By Michael Clarke, Friday 9 September 2022.

I was lecturing at the RCDS this morning. I was all done by 12.00 and I spoke with the Commandant for a while and then was back on my way to Hyde Park Tube. But I found myself joining droves of people converging on Hyde Park entrance and I realised that as we finished early that day I was in time to witness the 96-gun death salute due to begin at 13.00. 

So I joined the throng and made my way into the park where people were already lining the main pathway, 9 or 10 deep. The crowd was quietly chatting and smiling; no laughter or horseplay. Office workers and many casual passers-by, all ages, all ethnicities, children on Dad’s shoulders and tourists of course, always tourists.

They entered the park gates about five to one, the King’s Troop, Royal Horse Artillery – oldest regiment in the Army. I counted six First World War field guns as they went past. Six horses each, and a ton and a half of gun and limber, harnesses jingling and wheels ringing on the road as they went at a brisk trot in front of us all. Troopers, about the same number of males and females as far as I could see, sitting very upright in the saddle, all magnificent and proud as they swept past.

They seemed to unlimber very quickly. I couldn’t see where the teams of horses were led to. But then the six field guns were ready, troopers kneeling beside them, officers standing behind. I checked my watch. It was two minutes to one. There seemed to be total silence. The troopers were completely still and the crowd waited – people towards the back quietly filing through the crush to find better vantage points. Quiet expectation all round the parkland.  

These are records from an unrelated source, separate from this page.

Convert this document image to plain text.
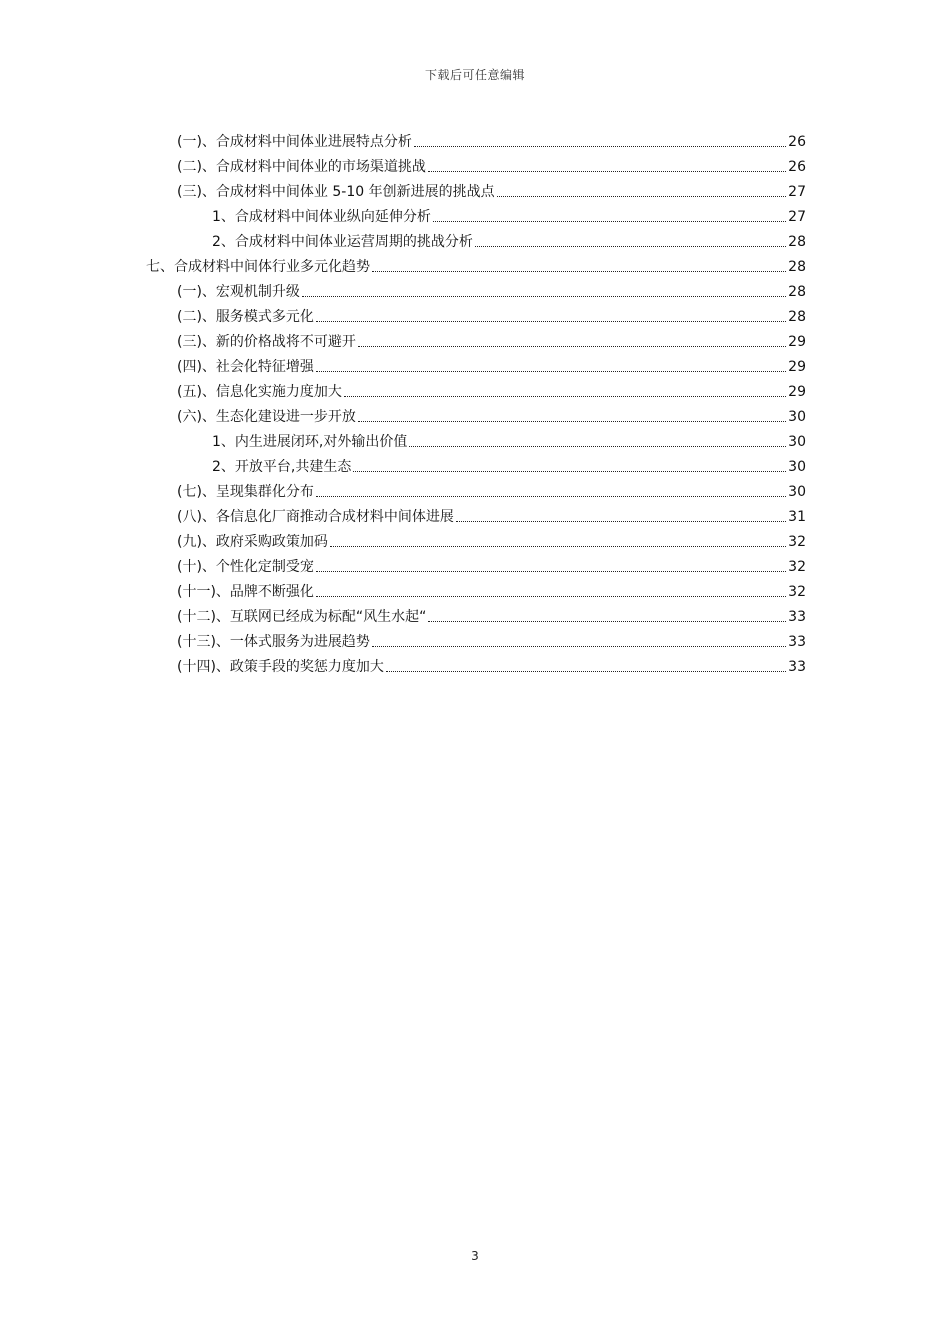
下载后可任意编辑
(一)、合成材料中间体业进展特点分析	26
(二)、合成材料中间体业的市场渠道挑战	26
(三)、合成材料中间体业 5-10 年创新进展的挑战点	27
1、合成材料中间体业纵向延伸分析	27
2、合成材料中间体业运营周期的挑战分析	28
七、合成材料中间体行业多元化趋势	28
(一)、宏观机制升级	28
(二)、服务模式多元化	28
(三)、新的价格战将不可避开	29
(四)、社会化特征增强	29
(五)、信息化实施力度加大	29
(六)、生态化建设进一步开放	30
1、内生进展闭环,对外输出价值	30
2、开放平台,共建生态	30
(七)、呈现集群化分布	30
(八)、各信息化厂商推动合成材料中间体进展	31
(九)、政府采购政策加码	32
(十)、个性化定制受宠	32
(十一)、品牌不断强化	32
(十二)、互联网已经成为标配“风生水起“	33
(十三)、一体式服务为进展趋势	33
(十四)、政策手段的奖惩力度加大	33
3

As the clock struck one the first shell was fired. That first one seemed inordinately loud. It shattered the silence and then after every ten seconds came another. They worked along the line of six guns, then back to the first – shots exactly ten second apart. Every shot sent out a brief flame and a great gout of white-grey smoke – no recoil. The gunners hardly seemed to move at all. Each spent shell was put aside, each fresh shell rammed into the breach, then arm in the air ready to fire again. From a distance it seemed the kneeling figures were completely still, so little movement was made for each reload.

The crowd was still too. No firework night gasps or shrieks. Camera phones in the air everywhere, but still complete silence in the fifteen minutes or so it took to fire 96 rounds. Like me, I guess they were counting – and thinking. The ten-second pace between each crash of a gun breaking the silence was like a funeral rhythm meant to be heard in the heavens.

Then it was done. The crowd broke into long and gentle applause. Were they applauding the troopers or the occasion? By the time the applause had died away, astonishingly, the limbers were harnessed up again and ready to move off. And just as before, they trotted briskly out of the park, jingling and ringing, upright and proud. Job done. The crowd applauded again as they reached the gates. This time it definitely was for the King’s Troop.

Like everyone else I drifted away, glad I had decided to witness the solemn spectacle. In the coming days before the state funeral I don’t know where I’ll be or quite what I might find myself doing. But I decided that if this was my own personal way of saying goodbye, then it was as good as any. So I made my way home – quite slowly for me – thoughtful, sad. And grateful.